FBI grills de Blasio’s Satmar pals in fundraising probe
Federal investigators are questioning leaders in Williamsburg’s Hasidic community in their expanding inquiry into Mayor de Blasio’s fund-raising practices, multiple sources told The Post.
Rabbi and political fund-raiser Moishe Indig was questioned by FBI agents on Wednesday. Indig referred them to his attorney but agents seized one of his cellphones, the sources said.
“They told him, ‘It’s all about Bill,’ and they want more information from him,” said one source close to Indig, a de Blasio ally.
“They have an interest in Moishe because they’re digging into de Blasio’s fund-raising tactics and they want to know what favors they [Hasidic community members] are getting back from the mayor,” the source added.
Indig did not return calls seeking comment.
Agents visited Rabbi David Niederman on Thursday, but Niederman referred them to his lawyers, two sources said. Niederman told The Post federal agents did not visit him.
Federal authorities on Thursday arrested Williamsburg political operative Yitzchok “Isaac” Sofer on charges he lied about his income to obtain $30,000 in food stamps.
The FBI interviewed Sofer two weeks ago about mayoral fund-raising and influence peddling, but he refused to rat on his friends at City Hall, the sources said. The sources believe the FBI brought the food-stamp charge to squeeze information from him.

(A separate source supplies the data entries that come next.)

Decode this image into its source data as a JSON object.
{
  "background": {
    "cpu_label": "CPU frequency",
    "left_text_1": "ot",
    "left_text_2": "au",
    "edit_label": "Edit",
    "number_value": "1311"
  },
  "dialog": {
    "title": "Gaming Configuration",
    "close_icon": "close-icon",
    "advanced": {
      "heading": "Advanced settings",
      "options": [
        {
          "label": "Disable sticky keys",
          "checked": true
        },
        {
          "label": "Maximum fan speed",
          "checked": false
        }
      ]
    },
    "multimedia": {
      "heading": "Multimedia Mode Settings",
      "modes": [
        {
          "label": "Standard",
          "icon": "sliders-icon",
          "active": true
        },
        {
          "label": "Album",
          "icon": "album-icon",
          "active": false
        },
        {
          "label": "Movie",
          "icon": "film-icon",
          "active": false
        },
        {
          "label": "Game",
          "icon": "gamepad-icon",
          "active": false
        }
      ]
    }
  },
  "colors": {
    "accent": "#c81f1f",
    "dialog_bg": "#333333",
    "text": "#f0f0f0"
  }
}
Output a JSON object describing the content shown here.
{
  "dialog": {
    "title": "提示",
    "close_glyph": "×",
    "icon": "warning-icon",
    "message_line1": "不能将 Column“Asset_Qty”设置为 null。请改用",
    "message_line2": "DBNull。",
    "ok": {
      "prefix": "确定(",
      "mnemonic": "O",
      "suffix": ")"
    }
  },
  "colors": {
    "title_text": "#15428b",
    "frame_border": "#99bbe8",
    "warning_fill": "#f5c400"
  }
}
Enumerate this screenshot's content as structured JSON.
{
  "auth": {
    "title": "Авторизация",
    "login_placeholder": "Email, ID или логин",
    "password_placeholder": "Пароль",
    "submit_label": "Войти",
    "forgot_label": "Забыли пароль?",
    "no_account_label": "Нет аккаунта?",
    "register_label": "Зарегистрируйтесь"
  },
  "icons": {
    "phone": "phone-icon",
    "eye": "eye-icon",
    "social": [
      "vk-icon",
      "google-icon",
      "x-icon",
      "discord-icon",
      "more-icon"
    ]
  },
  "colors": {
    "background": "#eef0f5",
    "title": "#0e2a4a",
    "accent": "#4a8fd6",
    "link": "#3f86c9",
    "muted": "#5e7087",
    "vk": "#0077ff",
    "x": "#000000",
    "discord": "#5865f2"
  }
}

“They know Sofer is a progressive Hasidic Jew who is friendly with all these guys in the administration including [top de Blasio aides] Avi Fink and Emma Wolfe,” a City Hall source said. “People in the community come to him to fix their problems and he has amassed his influence.”
Indig, Niederman and Sofer are influential leaders in the Satmar community, one of the city’s largest Hasidic sects. De Blasio aggressively courted the Satmars in his 2013 mayoral campaign.

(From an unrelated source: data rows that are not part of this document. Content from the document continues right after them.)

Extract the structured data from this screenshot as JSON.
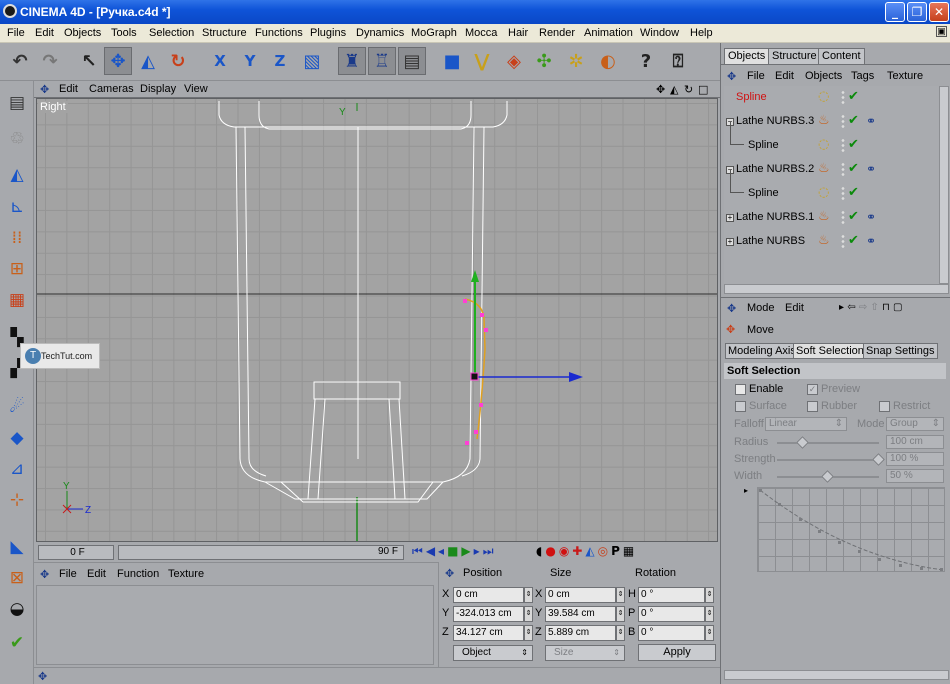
{
  "window": {
    "title": "CINEMA 4D - [Ручка.c4d *]",
    "min_label": "_",
    "max_label": "❐",
    "close_label": "✕"
  },
  "menu": [
    "File",
    "Edit",
    "Objects",
    "Tools",
    "Selection",
    "Structure",
    "Functions",
    "Plugins",
    "Dynamics",
    "MoGraph",
    "Mocca",
    "Hair",
    "Render",
    "Animation",
    "Window",
    "Help"
  ],
  "viewport": {
    "menu": [
      "Edit",
      "Cameras",
      "Display",
      "View"
    ],
    "label": "Right",
    "axis_y": "Y",
    "axis_z": "Z",
    "watermark": "TechTut.com"
  },
  "timeline": {
    "current_frame": "0 F",
    "end_frame": "90 F"
  },
  "material_panel": {
    "menu": [
      "File",
      "Edit",
      "Function",
      "Texture"
    ]
  },
  "coords": {
    "headers": [
      "Position",
      "Size",
      "Rotation"
    ],
    "pos": [
      {
        "axis": "X",
        "value": "0 cm"
      },
      {
        "axis": "Y",
        "value": "-324.013 cm"
      },
      {
        "axis": "Z",
        "value": "34.127 cm"
      }
    ],
    "size": [
      {
        "axis": "X",
        "value": "0 cm"
      },
      {
        "axis": "Y",
        "value": "39.584 cm"
      },
      {
        "axis": "Z",
        "value": "5.889 cm"
      }
    ],
    "rot": [
      {
        "axis": "H",
        "value": "0 °"
      },
      {
        "axis": "P",
        "value": "0 °"
      },
      {
        "axis": "B",
        "value": "0 °"
      }
    ],
    "mode": "Object",
    "size_mode": "Size",
    "apply_label": "Apply"
  },
  "objects_panel": {
    "tabs": [
      "Objects",
      "Structure",
      "Content"
    ],
    "menu": [
      "File",
      "Edit",
      "Objects",
      "Tags",
      "Texture"
    ],
    "items": [
      {
        "name": "Spline",
        "level": 1,
        "highlight": true,
        "icon": "spline-icon",
        "expand": ""
      },
      {
        "name": "Lathe NURBS.3",
        "level": 0,
        "highlight": false,
        "icon": "lathe-icon",
        "expand": "−"
      },
      {
        "name": "Spline",
        "level": 1,
        "highlight": false,
        "icon": "spline-icon",
        "expand": ""
      },
      {
        "name": "Lathe NURBS.2",
        "level": 0,
        "highlight": false,
        "icon": "lathe-icon",
        "expand": "−"
      },
      {
        "name": "Spline",
        "level": 1,
        "highlight": false,
        "icon": "spline-icon",
        "expand": ""
      },
      {
        "name": "Lathe NURBS.1",
        "level": 0,
        "highlight": false,
        "icon": "lathe-icon",
        "expand": "+"
      },
      {
        "name": "Lathe NURBS",
        "level": 0,
        "highlight": false,
        "icon": "lathe-icon",
        "expand": "+"
      }
    ]
  },
  "attributes": {
    "menu": [
      "Mode",
      "Edit"
    ],
    "tool": "Move",
    "tabs": [
      "Modeling Axis",
      "Soft Selection",
      "Snap Settings"
    ],
    "section": "Soft Selection",
    "enable": "Enable",
    "preview": "Preview",
    "surface": "Surface",
    "rubber": "Rubber",
    "restrict": "Restrict",
    "falloff_label": "Falloff",
    "falloff_value": "Linear",
    "mode_label": "Mode",
    "mode_value": "Group",
    "radius_label": "Radius",
    "radius_value": "100 cm",
    "radius_level": 0.25,
    "strength_label": "Strength",
    "strength_value": "100 %",
    "strength_level": 1.0,
    "width_label": "Width",
    "width_value": "50 %",
    "width_level": 0.5
  },
  "colors": {
    "accent": "#0a47c6",
    "spline_highlight": "#d01010",
    "check": "#0b8a0b"
  }
}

It was Indig who convinced leaders of the Satmars’ Aroni faction to shift their support from Christine Quinn to de Blasio two weeks before the contentious 2013 Democratic primary, sources said.

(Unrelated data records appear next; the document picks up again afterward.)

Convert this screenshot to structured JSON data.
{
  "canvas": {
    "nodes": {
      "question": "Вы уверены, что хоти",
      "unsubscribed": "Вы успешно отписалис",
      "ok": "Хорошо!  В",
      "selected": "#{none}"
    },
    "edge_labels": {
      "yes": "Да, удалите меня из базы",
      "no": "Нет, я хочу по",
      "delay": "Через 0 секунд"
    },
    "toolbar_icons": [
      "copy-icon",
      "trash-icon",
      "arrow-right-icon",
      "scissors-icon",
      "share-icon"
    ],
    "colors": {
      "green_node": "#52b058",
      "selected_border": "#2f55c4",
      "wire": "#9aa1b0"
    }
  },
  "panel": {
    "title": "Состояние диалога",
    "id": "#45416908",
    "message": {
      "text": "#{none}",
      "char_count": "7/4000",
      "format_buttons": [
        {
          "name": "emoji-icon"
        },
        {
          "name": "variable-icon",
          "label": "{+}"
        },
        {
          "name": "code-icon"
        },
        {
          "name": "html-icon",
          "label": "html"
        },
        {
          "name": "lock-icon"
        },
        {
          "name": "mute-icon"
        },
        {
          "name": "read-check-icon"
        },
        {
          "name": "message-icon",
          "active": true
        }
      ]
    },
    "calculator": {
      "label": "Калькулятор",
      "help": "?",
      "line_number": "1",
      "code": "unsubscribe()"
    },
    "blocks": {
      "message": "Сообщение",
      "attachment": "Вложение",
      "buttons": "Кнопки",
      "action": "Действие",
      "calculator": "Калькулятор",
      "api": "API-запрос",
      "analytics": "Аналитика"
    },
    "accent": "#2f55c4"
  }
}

Sofer said at the time that de Blasio’s support for private religious schools was a main reason for the endorsement.
Sofer and Indig were the hosts of an Oct. 3, 2013, fund-raising event for de Blasio, according to the mayor’s campaign Web site.
Indig, who landed on de Blasio’s “Worst Landlords” list back when the mayor was public advocate, has attended at least two meetings at City Hall with Niederman and other religious leaders, according to the mayor’s official schedule.
But Indig has never registered as a lobbyist despite advocating on issues important to the Orthodox community, sources said.
“Developers go to Indig with issues with their properties, hoping to get permits expedited or rezonings approved by the city,” said one Williamsburg source. “People hire him privately to get things done.”
Sofer, 39, works in government relations for the Central United Talmudical Academy, which is tied to the Aroni faction. The yeshiva’s lobbyist, Capalino+Company, pressed Fink and other City Hall officials in early 2015 to open a universal-pre-K program at the site.
The FBI raided the academy’s offices in March, possibly as part of a probe into the use of federal school-lunch funds, reports said.
CUTA spokesman Michael Tobman called Sofer’s arrest a “personal matter having nothing to do with the larger community or its institutions.” Sofer did not return a message seeking comment.